La cianotipia, in particolare, ha rappresentato uno degli elementi più affascinanti dell’intero processo. Si tratta di una tecnica fotografica antica, che restituisce le immagini attraverso una stampa blu intensa, realizzata solo con acqua e luce solare. Una pratica lenta e quasi magica, che ben si accorda con i tempi dell’ascolto e della trasformazione interiore. A questa si è aggiunto l’uso dell’acquerello, con le sue trasparenze, le sue sfumature leggere, capaci di raccontare le emozioni più sottili. Ogni donna ha così realizzato, passo dopo passo, un autoritratto simbolico: non solo un’immagine del proprio volto, ma una narrazione visiva della propria storia, dei sogni, delle difficoltà, delle speranze.

Fatto sta che l’interesse suscitato da questa piccola mostra, che esponeva i lavori realizzati durante i corsi, è stato notevole. Sarà stato per la ricchezza umana delle protagoniste, per la qualità delle opere, per la scenografia fatta di stoffe e vestiti tradizionali di vari Paesi africani, o forse proprio per quell’atmosfera silenziosa ma vibrante che si respirava nei locali dell’oratorio. I visitatori hanno mostrato grande curiosità, soprattutto verso le modalità con cui sono stati condotti i laboratori: un approccio partecipato, delicato, attento alla persona prima che all’opera.
Ciò che ha affascinato molti è stato il metodo stesso: un processo creativo usato per far incontrare le persone, favorendo l’espressione di sé sia attraverso il dialogo che attraverso la comunicazione visiva. Il pubblico era variegato: dai semplici curiosi, attratti magari per caso dalla sagra paesana in corso, ai familiari delle partecipanti, fino a operatori del sociale e artisti locali. In molti si sono soffermati davanti al breve filmato esplicativo che illustrava le fasi del percorso, restituendo il senso profondo dell’esperienza vissuta.
Ma “Raccontami di te” non è stato solo un progetto artistico. È stato, a tutti gli effetti, un esempio riuscito di sinergia tra enti pubblici, realtà del terzo settore e comunità locale. Ha dimostrato come anche in un piccolo paese, lontano dai riflettori delle grandi città, sia possibile costruire esperienze significative di inclusione, in cui l’arte diventa strumento di relazione, di cittadinanza attiva, di trasformazione sociale. La mostra, infatti, è il risultato tangibile di un lavoro invisibile: quello delle relazioni che si creano nel tempo, della fiducia che si costruisce poco alla volta, della bellezza che nasce dall’incontro tra differenze.

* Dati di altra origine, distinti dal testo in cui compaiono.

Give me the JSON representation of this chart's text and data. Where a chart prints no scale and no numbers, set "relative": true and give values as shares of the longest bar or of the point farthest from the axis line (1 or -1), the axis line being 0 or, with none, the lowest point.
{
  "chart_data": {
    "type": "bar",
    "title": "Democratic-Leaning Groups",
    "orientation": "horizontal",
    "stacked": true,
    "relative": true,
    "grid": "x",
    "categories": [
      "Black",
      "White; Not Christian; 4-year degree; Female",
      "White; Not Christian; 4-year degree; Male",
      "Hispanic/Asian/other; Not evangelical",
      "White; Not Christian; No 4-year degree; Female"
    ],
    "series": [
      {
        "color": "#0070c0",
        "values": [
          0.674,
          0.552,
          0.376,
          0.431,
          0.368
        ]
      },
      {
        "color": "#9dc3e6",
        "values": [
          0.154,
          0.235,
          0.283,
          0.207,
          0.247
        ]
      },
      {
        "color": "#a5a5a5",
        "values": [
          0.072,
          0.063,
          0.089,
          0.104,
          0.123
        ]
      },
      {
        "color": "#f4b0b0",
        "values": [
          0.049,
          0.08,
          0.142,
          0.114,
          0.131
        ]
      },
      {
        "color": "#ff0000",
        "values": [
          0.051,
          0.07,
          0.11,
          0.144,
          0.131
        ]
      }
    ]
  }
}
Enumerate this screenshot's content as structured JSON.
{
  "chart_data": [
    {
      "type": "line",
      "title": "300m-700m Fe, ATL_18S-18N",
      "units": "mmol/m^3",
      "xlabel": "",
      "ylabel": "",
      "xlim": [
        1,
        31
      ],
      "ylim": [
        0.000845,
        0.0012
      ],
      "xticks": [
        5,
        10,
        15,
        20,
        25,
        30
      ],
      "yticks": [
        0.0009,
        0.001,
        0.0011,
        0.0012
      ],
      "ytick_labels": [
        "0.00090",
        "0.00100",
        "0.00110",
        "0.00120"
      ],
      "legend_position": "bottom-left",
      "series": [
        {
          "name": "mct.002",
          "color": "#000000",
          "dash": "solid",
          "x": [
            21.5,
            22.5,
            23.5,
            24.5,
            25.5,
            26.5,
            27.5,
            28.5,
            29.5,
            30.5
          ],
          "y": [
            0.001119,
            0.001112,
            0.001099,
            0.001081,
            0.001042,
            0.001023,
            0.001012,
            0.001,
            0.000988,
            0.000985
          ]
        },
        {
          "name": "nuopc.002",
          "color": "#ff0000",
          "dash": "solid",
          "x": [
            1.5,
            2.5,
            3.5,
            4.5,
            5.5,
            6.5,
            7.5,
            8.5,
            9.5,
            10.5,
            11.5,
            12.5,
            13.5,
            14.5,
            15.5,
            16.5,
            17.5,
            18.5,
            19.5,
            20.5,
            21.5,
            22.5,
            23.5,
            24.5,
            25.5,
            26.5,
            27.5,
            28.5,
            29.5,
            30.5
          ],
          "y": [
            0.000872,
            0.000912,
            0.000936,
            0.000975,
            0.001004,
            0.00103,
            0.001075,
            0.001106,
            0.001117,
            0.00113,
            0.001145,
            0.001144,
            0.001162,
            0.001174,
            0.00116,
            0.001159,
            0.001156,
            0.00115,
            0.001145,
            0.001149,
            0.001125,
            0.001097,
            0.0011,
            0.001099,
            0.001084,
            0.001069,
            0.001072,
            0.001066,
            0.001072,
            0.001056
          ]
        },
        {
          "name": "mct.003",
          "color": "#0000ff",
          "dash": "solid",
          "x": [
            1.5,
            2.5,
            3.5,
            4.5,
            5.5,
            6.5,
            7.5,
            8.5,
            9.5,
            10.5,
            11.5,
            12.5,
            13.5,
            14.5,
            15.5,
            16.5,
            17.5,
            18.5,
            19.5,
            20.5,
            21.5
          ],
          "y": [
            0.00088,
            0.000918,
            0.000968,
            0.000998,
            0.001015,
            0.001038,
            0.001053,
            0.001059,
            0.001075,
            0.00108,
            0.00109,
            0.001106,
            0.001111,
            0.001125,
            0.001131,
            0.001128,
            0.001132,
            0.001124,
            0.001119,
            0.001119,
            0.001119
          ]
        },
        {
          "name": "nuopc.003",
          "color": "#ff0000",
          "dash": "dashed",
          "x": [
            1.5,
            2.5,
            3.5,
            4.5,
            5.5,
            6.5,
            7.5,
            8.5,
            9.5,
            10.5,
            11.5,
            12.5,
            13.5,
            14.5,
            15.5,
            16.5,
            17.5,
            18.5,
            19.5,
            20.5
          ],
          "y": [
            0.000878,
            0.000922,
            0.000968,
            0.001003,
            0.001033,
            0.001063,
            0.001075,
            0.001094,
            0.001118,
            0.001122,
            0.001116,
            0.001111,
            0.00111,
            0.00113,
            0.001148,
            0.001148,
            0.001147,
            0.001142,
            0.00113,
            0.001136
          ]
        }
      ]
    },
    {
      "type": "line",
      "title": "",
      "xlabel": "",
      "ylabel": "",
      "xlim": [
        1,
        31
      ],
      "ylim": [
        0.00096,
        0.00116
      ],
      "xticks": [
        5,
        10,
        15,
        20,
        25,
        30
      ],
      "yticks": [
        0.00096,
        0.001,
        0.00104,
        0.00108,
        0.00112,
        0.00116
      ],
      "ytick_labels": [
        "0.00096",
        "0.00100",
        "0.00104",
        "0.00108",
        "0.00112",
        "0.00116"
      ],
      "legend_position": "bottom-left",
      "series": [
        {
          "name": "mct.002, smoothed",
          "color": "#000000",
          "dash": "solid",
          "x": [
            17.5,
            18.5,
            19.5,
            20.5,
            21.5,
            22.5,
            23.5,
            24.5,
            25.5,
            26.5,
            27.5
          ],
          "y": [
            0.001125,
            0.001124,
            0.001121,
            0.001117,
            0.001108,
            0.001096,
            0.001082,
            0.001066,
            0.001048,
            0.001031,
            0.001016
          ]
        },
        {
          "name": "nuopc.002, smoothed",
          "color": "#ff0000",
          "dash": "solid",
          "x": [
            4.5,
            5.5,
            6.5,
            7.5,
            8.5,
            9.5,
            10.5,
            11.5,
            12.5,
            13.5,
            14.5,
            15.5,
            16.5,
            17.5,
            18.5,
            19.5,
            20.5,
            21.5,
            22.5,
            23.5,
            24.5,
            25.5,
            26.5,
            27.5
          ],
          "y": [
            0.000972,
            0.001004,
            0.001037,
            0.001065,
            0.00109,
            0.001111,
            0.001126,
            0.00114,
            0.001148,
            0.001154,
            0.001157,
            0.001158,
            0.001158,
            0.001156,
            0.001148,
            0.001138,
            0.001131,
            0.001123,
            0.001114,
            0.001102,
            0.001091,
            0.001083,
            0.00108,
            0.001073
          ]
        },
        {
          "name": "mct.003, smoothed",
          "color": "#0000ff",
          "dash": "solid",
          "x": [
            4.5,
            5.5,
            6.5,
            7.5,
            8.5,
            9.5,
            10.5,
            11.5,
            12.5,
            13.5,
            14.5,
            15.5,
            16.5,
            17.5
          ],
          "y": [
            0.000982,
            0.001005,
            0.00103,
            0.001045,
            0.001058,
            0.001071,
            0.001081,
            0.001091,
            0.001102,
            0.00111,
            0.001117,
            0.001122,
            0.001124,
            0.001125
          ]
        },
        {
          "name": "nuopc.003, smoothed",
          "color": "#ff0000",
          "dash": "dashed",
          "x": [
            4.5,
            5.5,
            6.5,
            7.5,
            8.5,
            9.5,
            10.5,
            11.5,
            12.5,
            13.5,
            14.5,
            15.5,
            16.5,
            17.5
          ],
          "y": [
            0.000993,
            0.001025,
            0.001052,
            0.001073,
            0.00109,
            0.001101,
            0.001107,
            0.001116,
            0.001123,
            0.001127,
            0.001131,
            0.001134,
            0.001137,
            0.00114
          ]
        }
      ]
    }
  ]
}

In un’epoca in cui anche nei contesti rurali si moltiplicano le solitudini e le fratture sociali, “Raccontami di te” ci ricorda che le relazioni sono la prima infrastruttura della comunità. E che, per coltivarle, non servono grandi risorse, ma luoghi accoglienti, ascolto autentico e spazi in cui ciascuno possa sentirsi libero di raccontare chi è.
Perché ogni parola ascoltata, ogni volto riconosciuto, ogni storia condivisa è una pietra posata nel costruire una città — o un paese — più umano.
Nota: il progetto è stato possibile anche grazie a una donazione privata al Comune di Brugnera e alla disponibilità dell’Oratorio Don Bosco di Maron, che ha ospitato sia i laboratori sia l’esposizione finale nei giorni della sagra paesana.